Sometimes, due to various reasons, there may be price hikes in medications. However, I found something surprising. While there were reports of price hikes, it turned out that the prices had actually decreased instead of going up. This discovery was made when I submitted a research letter on this topic to the Lancet Regional Health South Asia and received feedback from the reviewer, who confirmed that the prices had indeed come down, not increased as initially believed.
There certainly are rules and regulations in place, but it is crucial to ensure their effective implementation to maintain fair pricing and accessibility of medications for all patients.
Dr. Rajmohan Seetharaman
Has The Lancet published any justifications or explanations for the recent decrease in drug prices, particularly for life-saving drugs like Ozempic, which was previously known for its high cost?
Recently, there were reports in the news that the prices of generics would increase due to common reasons. However, when I wrote a research letter on this topic, I was asked to recheck the information. Surprisingly, the prices of most generics had actually gone down instead of increasing, despite the initial news suggesting otherwise.
However, there are some medications, like semaglutide (Ozempic) which do not come under the National Essential Drugs List, where the prices are indeed higher. In contrast, for most essential generics rumored to have price hikes, they did not materialize, and the prices decreased instead.
In situations where certain medications are still unaffordable for patients, pharmaceutical companies must find alternatives to improve patient access. For instance, offering deals like one cycle of a drug free with two cycles or using crowdfunding methods can help make expensive drugs more accessible to patients in need. Pharmaceutical companies should work towards making non-essential medications not covered by insurance, like semaglutide, more affordable for the benefit of patients. Despite the fluctuations in pricing, the overall trend in the industry has been a decrease in the prices of generics, not an increase.
Are pharmaceutical companies, particularly those producing vaccinations and drugs for diabetes, regulated in terms of pricing, and is there any price cap in place to prevent the significant increase in prices that has made basic vaccinations and diabetes medications unaffordable for many people?
The Drug Price Control Order (DPCO) exists to regulate prices, but its implementation seems to be lacking.

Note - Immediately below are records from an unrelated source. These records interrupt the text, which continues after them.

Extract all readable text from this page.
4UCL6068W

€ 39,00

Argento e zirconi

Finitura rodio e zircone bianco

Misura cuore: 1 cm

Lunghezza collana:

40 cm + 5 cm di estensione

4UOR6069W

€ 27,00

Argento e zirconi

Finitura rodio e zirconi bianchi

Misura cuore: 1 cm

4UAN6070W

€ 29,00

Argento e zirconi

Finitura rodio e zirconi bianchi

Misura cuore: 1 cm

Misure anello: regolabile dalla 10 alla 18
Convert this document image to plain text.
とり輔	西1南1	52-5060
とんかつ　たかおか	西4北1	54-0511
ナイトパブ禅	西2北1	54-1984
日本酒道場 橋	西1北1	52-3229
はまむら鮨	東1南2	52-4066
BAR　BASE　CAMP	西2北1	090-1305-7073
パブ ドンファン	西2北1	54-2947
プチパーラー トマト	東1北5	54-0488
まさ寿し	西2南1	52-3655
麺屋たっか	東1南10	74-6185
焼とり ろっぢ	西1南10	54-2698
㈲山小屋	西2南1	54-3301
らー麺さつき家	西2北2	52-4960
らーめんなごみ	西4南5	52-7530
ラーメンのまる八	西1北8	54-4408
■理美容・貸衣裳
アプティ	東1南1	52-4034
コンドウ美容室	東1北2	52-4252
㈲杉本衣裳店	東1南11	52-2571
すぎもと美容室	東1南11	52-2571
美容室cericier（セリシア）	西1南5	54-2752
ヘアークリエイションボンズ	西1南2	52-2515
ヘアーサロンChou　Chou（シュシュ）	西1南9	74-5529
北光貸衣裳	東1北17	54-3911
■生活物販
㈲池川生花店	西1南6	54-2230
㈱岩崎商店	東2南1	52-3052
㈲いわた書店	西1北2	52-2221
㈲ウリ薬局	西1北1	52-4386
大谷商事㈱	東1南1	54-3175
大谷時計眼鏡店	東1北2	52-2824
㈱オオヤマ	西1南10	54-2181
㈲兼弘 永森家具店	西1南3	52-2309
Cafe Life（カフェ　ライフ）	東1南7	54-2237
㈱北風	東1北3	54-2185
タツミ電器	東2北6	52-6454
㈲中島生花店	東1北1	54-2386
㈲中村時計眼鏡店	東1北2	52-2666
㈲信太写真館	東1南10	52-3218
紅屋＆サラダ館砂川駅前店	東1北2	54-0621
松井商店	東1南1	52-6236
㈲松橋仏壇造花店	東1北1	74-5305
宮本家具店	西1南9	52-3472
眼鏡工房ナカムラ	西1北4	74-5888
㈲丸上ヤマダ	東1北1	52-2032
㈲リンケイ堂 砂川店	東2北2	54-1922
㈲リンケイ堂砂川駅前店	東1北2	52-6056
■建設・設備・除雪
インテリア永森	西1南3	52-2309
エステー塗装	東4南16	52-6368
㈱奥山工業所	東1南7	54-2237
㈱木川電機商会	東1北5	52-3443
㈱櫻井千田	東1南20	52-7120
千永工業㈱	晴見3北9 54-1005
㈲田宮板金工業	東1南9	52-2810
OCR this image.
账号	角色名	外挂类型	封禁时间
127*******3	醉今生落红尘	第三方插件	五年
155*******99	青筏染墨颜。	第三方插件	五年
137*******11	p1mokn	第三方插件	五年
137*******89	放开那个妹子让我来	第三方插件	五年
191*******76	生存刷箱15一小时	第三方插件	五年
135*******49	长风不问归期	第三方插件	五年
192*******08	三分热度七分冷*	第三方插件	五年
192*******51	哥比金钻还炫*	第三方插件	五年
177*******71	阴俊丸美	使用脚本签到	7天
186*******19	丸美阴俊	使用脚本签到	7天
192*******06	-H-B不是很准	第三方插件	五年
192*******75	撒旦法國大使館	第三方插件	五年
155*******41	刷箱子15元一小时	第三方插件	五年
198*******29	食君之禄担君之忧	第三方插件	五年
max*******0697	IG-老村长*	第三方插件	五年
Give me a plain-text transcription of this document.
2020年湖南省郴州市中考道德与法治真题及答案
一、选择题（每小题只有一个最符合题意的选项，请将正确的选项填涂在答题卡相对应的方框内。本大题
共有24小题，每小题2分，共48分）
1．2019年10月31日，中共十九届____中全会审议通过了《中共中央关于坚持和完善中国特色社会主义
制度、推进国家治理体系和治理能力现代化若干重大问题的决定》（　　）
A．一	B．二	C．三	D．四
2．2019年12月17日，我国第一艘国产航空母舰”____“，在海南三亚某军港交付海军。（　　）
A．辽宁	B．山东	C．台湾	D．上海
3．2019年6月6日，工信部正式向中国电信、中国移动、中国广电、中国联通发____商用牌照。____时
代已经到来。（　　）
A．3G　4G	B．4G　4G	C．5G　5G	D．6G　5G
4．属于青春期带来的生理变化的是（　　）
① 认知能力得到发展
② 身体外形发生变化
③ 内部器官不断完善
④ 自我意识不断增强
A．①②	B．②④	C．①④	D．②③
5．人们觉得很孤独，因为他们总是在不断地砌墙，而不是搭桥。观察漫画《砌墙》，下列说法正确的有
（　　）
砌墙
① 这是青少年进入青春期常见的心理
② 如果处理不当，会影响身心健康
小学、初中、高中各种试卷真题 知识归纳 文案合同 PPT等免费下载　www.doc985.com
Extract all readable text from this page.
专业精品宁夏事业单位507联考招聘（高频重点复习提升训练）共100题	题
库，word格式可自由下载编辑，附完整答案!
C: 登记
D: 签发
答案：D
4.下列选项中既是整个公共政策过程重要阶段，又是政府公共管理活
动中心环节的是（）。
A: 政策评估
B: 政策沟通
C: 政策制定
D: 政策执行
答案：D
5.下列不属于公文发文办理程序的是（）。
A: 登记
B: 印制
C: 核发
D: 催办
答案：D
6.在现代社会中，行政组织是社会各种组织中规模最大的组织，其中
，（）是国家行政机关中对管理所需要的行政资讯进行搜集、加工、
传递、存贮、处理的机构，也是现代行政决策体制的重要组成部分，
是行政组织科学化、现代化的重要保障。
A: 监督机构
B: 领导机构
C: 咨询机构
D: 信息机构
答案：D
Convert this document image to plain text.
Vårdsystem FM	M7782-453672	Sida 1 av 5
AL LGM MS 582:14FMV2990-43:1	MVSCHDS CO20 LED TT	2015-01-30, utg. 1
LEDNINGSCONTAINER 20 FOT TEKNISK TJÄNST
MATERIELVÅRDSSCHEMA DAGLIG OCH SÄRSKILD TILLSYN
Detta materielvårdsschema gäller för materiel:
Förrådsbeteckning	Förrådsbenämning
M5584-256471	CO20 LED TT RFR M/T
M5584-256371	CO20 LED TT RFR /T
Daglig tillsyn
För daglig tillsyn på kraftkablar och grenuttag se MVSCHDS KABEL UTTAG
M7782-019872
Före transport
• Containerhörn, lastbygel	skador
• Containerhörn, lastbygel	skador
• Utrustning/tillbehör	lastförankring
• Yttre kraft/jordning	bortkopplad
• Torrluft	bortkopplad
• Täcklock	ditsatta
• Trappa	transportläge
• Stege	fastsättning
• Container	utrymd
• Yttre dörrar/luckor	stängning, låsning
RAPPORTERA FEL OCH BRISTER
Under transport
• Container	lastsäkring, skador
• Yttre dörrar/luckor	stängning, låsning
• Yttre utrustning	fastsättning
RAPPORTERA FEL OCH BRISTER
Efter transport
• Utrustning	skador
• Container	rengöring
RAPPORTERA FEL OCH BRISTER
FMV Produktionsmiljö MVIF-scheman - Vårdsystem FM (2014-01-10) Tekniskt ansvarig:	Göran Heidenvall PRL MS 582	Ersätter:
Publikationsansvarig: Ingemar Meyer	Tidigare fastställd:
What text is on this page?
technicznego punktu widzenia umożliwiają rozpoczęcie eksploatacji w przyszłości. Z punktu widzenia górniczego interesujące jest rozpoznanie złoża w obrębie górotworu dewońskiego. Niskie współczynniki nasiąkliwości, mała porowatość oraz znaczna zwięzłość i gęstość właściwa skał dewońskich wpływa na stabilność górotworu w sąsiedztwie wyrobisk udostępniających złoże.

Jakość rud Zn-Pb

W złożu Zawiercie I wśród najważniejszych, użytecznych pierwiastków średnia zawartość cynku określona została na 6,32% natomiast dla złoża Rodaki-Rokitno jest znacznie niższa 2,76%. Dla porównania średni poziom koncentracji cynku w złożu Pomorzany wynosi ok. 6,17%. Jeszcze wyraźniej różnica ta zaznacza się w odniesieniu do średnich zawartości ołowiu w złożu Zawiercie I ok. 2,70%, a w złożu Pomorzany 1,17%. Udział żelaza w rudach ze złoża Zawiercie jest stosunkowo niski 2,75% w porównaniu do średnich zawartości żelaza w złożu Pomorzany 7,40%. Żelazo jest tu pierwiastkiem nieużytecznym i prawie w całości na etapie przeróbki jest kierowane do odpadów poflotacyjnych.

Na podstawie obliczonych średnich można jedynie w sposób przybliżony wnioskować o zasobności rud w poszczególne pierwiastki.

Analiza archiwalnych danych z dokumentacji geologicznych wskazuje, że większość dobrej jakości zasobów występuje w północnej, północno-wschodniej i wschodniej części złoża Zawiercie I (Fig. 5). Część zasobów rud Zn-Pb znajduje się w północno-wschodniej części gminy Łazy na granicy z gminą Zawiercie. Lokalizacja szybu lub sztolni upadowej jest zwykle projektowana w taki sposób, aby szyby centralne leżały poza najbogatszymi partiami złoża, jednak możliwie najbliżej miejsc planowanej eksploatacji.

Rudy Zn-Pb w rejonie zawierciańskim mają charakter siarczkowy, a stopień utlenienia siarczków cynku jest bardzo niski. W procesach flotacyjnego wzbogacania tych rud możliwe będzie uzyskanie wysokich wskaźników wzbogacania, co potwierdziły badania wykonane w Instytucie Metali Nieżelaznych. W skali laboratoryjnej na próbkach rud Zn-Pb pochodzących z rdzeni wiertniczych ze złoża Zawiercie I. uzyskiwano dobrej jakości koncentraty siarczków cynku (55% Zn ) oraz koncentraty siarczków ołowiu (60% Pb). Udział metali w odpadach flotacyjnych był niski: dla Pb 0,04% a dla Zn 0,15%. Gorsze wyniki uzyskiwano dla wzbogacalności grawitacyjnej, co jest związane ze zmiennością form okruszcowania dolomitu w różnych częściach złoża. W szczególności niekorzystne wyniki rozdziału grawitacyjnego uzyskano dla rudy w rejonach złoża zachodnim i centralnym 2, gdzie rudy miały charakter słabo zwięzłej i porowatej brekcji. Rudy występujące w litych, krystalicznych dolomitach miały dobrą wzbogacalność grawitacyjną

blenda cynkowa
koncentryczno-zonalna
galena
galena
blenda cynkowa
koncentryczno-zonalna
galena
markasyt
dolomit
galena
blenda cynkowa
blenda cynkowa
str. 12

In a cost variation analysis study we conducted, we found an alarming 1000% variation between the prices of the most expensive brand and the least expensive brand for the same medication. This significant variation highlights the need for stricter adherence to the DPCO regulations, and it's essential to raise awareness about its inadequate enforcement.
So, there certainly are rules and regulations in place, but it is crucial to ensure their effective implementation to maintain fair pricing and accessibility of medications for all patients.
Can you discuss any specific challenges you have faced during prescribing medicines to patients?
While prescribing medications, there can be a lot of challenges. For example, in a government setup, many times these medications are not available, even though they are very cheap. They are not affordable, and the patients have to pay out of pocket to buy the product. Moreover, outside the government setup, they are given different brands instead of generic ones, which further increases the cost for the patient. As a result, some patients may end up not purchasing the required medication, leading to increased disease severity.
Apart from the availability and affordability issues, there is a lot of evidence to follow, but it can be very difficult to adhere to it. New guidelines may recommend certain drugs that are not expensive, but they might not be easily accessible. This poses a significant challenge when prescribing medication for patients.